A fast-moving grass fire has burned at least 900 acres along Highway 101 between Willits and Ukiah, forcing evacuations near Redwood Valley.|

A fast-moving grass fire burned at least 900 acres Sunday night along Highway 101 between Willits and Ukiah, forcing evacuations near Redwood Valley and slowing traffic on the major highway artery.

The blaze, known as the Grade fire, led to evacuations in the Baker Creek subdivision in Redwood Valley and the valley floor north of Redwood Valley, according to the Cal Fire website. The subdivision is south and east of the fire off Baker Creek Road.

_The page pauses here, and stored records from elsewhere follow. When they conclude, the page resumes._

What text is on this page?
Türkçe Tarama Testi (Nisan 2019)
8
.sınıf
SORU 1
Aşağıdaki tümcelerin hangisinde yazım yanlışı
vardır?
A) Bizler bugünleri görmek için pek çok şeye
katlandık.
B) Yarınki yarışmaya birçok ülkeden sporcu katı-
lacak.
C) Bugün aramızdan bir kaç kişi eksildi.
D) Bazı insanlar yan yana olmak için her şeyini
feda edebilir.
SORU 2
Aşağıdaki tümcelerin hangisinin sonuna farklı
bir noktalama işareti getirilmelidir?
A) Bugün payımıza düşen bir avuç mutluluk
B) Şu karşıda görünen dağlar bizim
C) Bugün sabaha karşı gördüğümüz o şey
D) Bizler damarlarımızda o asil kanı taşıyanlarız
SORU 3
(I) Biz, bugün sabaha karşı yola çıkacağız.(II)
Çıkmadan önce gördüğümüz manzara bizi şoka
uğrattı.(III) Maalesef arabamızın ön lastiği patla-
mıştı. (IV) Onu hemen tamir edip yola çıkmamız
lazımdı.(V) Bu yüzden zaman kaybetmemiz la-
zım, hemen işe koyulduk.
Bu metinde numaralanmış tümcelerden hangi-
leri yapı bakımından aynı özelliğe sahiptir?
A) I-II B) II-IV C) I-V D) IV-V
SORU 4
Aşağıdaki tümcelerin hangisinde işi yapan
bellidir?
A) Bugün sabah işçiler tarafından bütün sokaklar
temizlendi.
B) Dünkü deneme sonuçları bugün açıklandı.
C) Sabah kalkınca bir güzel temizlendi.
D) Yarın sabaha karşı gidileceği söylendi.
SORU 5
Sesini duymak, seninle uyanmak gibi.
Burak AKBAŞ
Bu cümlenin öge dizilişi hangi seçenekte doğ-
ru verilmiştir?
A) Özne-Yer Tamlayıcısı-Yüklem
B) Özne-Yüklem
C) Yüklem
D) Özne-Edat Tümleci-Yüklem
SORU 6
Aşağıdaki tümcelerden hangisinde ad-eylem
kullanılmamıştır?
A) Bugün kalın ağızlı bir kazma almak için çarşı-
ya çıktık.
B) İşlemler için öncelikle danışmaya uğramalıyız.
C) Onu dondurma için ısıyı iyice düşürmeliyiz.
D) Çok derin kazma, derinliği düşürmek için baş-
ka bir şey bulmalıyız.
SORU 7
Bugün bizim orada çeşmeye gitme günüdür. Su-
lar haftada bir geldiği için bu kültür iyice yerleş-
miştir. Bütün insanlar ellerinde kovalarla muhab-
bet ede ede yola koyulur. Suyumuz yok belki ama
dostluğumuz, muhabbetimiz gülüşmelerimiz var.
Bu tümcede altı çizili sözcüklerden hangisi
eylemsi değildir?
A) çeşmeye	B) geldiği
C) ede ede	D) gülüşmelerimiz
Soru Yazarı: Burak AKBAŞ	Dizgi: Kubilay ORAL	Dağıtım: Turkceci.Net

A Cal Fire spokeswoman said 450 personnel were battling the fire on steep, mountainous terrain of grass, brush and oak woodland. She said 21 Cal Fire engines, seven engines from local governments, six water tenders and eight Cal Fire bulldozers, plus helicopters and aircraft were involved.

“They’re making good progress” on the fire, the spokeswoman, Tricia Austin, said at 11:30 p.m.

Cal Fire’s next briefing on the fire will be at 7 a.m. Monday.

The fire began around 2:50 p.m. on a long incline of the highway roughly 20 miles north of Ukiah. At 9 p.m. the fire was just 10 percent contained.

The CHP’s Ukiah traffic incident website suggested the blaze may have started as a car and trailer fire. The site reported the fire spread to grass on the adjacent hillside within eight minutes of the first report of flames. It also recorded the challenges of firefighters seeking to reach the blaze on a crowded highway with a concrete barrier separating the north and southbound lanes along much of the grade.

Austin said Sunday evening both northbound and southbound lanes remained open, but northbound traffic was slowed.

Jim Crowhurst, a former Press Democrat employee who resides in Redwood Valley, said the fire was burning in steep terrain within 10 miles of his home.

“I can see the smoke from where I live,” he said.

Crowhurst said he spotted two firefighting aircraft in the skies overhead about 8:15 p.m. Earlier he had spied an even larger plane, which other reports suggested may be Cal Fire’s DC-10 air tanker, capable of holding 50 tons of water or retardant.